# Proyecto de señales digitales



## gradiente (May 13, 2009)

salu2
he estado buscando en el foro y la web algun proyecto interesante sobre  trasmision de señales digitales, el cual incluya un buen transmisor y su respectivo receptor (modulador, demodulador) un sistemita de comunicacion digital sencillo que pueda presentar como proyecto final del curso de comunicaciones I, sin embargo no he encontrado algo realizable, si alguien me pudera dar una referencia o mandarme algo les agradeceria mucho.
Exitos.


----------



## karl (May 15, 2009)

por que no haces un "clonador", para control remoto, un control que te permita (tras programarlo enseñandole las señales de otro control IR cualquiera) controlar tu tele, radio, ventanas, luces, etcetera, (inclusive puedes hacer receptores dedicados para algúna aplicación propia)


----------



## gradiente (May 15, 2009)

tienes algun link o alguna referencia donde este un diagrama de un clonador?


----------



## karl (May 18, 2009)

en pocas palabras, no.
Lo que tengo es una idea de como funcionan.
primero, el control infrarojo funciona con una señal modulada a 38-48 khz esta señal se codifica prendiendo y apagando el transmisor, la base de tiempo viene codificada en el mismo tren de pulsos el tiempo apagado es la base de tiempo, mientras que unos y ceros se transmiten como pulsos de la misma duracion que el apagado para el cero y el doble de tiempo para el uno, en una transmisión de 14 bits creo, eso lo vi en una revista llamada "SABER ELECTRONICA", estas señales las recibes con un modulo IR (se ve como un fototransistor con tres patas, que ya filtra y procesa la señal, conectando a tierra cuando recibe un pulso IR de la frecuencia adecuada, por aqui los conocemos como "receptores" o "modulos")

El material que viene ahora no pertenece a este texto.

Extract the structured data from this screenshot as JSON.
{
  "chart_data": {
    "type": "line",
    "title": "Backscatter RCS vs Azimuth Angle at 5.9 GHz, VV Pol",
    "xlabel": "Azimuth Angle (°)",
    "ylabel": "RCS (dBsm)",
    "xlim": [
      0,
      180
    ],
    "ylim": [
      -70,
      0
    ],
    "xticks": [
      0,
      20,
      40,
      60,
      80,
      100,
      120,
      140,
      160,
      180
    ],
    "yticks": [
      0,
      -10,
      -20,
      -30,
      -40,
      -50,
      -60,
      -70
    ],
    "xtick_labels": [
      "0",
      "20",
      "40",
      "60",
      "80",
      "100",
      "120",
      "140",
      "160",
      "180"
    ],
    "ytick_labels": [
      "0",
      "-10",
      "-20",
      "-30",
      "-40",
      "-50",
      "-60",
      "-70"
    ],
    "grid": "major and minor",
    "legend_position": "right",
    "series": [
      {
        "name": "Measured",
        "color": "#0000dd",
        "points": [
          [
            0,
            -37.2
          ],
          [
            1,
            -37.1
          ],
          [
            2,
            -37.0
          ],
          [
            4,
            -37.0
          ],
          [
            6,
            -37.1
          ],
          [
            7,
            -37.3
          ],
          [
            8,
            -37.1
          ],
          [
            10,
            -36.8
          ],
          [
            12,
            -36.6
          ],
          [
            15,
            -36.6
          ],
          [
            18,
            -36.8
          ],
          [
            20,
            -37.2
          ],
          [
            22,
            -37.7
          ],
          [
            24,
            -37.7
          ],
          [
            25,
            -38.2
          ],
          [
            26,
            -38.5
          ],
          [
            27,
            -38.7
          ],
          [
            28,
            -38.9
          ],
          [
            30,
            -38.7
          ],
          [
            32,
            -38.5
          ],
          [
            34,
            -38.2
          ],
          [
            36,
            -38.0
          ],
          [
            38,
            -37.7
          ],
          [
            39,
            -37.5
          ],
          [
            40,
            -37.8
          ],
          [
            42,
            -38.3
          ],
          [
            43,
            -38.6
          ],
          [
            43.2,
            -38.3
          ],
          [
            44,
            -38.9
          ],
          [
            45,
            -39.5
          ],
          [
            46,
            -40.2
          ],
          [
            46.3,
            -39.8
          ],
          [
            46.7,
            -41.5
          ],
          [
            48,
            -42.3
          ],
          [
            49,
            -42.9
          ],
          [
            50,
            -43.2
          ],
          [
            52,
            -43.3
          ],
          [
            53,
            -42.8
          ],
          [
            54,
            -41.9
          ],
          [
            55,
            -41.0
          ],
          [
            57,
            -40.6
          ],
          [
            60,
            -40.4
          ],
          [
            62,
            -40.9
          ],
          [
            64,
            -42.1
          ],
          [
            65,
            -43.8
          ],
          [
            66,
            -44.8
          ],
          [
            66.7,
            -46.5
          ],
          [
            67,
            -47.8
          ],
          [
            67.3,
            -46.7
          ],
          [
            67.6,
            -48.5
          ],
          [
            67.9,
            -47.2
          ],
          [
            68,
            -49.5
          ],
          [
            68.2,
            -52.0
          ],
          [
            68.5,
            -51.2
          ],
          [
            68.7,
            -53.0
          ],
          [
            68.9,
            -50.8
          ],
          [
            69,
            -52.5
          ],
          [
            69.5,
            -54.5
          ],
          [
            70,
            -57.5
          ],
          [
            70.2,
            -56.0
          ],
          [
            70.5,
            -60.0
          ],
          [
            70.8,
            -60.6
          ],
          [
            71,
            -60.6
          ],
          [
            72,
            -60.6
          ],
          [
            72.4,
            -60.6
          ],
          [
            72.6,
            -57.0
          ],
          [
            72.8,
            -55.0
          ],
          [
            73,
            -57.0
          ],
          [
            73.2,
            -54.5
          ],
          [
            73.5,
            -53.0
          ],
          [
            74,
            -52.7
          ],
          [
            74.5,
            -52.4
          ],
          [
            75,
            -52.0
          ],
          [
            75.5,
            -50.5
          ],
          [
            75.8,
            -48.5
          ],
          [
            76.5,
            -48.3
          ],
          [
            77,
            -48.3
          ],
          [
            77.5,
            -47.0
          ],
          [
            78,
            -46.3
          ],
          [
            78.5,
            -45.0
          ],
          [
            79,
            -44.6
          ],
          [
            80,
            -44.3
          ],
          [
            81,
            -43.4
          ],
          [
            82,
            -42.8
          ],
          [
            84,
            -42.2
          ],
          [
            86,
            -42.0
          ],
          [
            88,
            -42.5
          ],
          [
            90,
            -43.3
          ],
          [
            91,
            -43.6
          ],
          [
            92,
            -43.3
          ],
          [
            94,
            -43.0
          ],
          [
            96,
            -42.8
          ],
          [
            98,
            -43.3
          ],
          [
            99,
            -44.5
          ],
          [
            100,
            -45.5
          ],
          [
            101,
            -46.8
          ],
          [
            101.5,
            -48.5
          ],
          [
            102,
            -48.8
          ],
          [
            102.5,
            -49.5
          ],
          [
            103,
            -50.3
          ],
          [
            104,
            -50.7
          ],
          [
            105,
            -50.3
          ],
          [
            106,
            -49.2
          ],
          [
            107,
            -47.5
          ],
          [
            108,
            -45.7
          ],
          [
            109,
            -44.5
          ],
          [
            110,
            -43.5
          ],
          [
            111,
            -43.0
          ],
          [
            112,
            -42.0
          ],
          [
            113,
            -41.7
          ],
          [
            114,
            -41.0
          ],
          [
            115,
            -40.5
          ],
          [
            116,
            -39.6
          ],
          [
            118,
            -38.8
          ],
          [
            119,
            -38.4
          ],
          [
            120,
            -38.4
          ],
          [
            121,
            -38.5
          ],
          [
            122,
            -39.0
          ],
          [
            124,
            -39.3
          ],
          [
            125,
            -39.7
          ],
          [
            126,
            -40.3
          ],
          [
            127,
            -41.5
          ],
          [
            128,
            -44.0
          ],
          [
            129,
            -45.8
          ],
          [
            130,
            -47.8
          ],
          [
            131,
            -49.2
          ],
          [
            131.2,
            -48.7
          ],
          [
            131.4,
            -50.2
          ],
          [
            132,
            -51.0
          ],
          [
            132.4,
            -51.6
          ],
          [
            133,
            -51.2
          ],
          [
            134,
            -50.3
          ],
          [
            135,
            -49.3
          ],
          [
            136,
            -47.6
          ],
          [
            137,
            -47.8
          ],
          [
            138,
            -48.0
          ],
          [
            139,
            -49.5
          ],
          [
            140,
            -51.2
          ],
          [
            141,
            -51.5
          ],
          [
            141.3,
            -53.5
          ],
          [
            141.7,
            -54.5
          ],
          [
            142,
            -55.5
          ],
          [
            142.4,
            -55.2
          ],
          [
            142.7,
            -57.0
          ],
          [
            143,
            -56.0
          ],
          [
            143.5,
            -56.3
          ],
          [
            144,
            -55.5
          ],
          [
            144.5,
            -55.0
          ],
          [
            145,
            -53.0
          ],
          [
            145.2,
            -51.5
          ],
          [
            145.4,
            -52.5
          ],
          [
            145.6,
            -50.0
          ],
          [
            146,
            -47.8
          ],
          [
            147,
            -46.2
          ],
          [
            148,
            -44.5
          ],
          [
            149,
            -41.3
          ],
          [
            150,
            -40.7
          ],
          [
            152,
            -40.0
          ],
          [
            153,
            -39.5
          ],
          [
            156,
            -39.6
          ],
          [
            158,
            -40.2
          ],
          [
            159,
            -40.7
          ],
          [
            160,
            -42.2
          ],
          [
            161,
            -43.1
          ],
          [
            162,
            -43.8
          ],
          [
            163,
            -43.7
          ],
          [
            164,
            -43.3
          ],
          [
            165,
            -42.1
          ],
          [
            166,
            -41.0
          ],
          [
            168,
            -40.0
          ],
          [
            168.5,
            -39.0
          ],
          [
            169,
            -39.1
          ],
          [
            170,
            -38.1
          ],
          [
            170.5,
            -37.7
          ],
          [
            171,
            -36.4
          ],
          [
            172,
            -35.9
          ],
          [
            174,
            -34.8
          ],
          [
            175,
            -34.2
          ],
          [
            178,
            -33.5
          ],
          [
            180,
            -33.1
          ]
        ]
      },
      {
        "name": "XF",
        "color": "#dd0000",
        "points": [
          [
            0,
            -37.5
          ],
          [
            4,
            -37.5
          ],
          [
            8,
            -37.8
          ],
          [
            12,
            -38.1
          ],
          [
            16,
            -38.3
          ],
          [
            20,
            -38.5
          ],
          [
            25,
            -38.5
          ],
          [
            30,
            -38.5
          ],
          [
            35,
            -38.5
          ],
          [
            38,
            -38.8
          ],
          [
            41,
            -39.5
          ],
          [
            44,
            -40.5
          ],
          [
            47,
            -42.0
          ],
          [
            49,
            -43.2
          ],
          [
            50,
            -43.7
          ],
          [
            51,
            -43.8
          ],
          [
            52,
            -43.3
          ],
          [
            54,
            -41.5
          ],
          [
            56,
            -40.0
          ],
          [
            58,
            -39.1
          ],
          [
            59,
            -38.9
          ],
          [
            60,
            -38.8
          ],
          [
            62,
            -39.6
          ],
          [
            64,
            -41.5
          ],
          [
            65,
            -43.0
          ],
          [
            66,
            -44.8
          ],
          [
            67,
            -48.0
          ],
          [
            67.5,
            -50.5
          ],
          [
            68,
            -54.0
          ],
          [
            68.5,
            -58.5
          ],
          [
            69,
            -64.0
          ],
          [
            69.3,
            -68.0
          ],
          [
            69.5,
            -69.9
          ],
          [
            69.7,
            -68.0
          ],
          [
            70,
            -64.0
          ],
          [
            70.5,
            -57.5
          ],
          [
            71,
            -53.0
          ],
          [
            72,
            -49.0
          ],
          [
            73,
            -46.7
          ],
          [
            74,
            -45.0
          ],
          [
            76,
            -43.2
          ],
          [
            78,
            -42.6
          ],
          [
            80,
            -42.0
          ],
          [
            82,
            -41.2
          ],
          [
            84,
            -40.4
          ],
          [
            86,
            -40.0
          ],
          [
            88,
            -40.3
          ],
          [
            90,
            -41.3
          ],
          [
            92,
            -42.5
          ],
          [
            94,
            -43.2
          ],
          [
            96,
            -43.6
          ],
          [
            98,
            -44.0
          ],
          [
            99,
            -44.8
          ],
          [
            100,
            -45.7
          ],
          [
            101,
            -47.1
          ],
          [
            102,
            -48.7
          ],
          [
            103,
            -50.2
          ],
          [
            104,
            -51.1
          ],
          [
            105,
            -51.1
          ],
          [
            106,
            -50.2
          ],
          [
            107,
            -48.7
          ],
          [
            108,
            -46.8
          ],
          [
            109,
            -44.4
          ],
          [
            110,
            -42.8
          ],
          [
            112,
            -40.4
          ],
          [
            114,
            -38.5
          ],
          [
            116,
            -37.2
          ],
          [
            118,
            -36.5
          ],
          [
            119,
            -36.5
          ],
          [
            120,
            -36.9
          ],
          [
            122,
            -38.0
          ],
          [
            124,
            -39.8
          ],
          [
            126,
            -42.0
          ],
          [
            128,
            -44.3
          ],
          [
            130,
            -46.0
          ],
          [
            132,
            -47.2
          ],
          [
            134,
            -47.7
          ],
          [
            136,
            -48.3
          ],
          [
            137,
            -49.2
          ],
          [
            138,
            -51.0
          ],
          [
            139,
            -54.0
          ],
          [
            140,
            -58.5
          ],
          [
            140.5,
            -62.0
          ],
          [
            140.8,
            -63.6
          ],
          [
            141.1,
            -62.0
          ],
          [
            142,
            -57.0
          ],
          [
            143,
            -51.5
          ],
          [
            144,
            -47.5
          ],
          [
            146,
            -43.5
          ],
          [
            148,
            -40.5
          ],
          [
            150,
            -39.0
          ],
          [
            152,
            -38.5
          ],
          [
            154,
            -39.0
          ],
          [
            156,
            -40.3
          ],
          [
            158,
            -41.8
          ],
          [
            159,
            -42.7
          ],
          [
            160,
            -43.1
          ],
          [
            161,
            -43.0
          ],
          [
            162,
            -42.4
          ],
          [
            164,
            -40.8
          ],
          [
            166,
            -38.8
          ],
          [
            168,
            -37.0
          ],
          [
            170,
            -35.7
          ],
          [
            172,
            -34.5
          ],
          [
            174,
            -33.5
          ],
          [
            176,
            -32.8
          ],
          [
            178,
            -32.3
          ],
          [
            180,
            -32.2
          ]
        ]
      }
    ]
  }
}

Segundo, tu receptor debe de leer un codigo en un teclado matrical (tienes que buscar la forma de seleccionar el aparato a controlar, y luego darle el codigo del mismo, por ejemplo en un teclado 4X4, los 10 primeros caracteres son los mandos y los 6 restantes son para seleccionar el aparato), cuando hayas apretado un codigo, por ejemplo el boton A de nuestro hipotetico teclado, eso direccióna los registros de un aparato determinado (ejemplo la televisión), luego aprietas el boton 2, al que le asignas el comando "subir volumen", poniendo el transmisor original frente al clonador y apretando el boton en cuestión, tu micro de preferencia (un PIC, AVR, etc) lee lo que recibe el receptor IR y lo almacena en una memoria (la EEPROM interna o mejor aun, una memoria EEPROM I2C)

Cuando vuelves a apretar ese botón, tu micro repite la señal que recibio, modulandola a la frecuencia adecuada y mandandola a un par de LEDs infrarojos (movidos por un transistor, para que den mas brillo)

Puedes usar tambien un PICAXE, esos ya traen comandos para manejar el protocolo infrarojo de Sony (uno de los mas importantes), y el resto de la circuiteria ya mencionada.

Espero que te sirva de ayuda
Karl


----------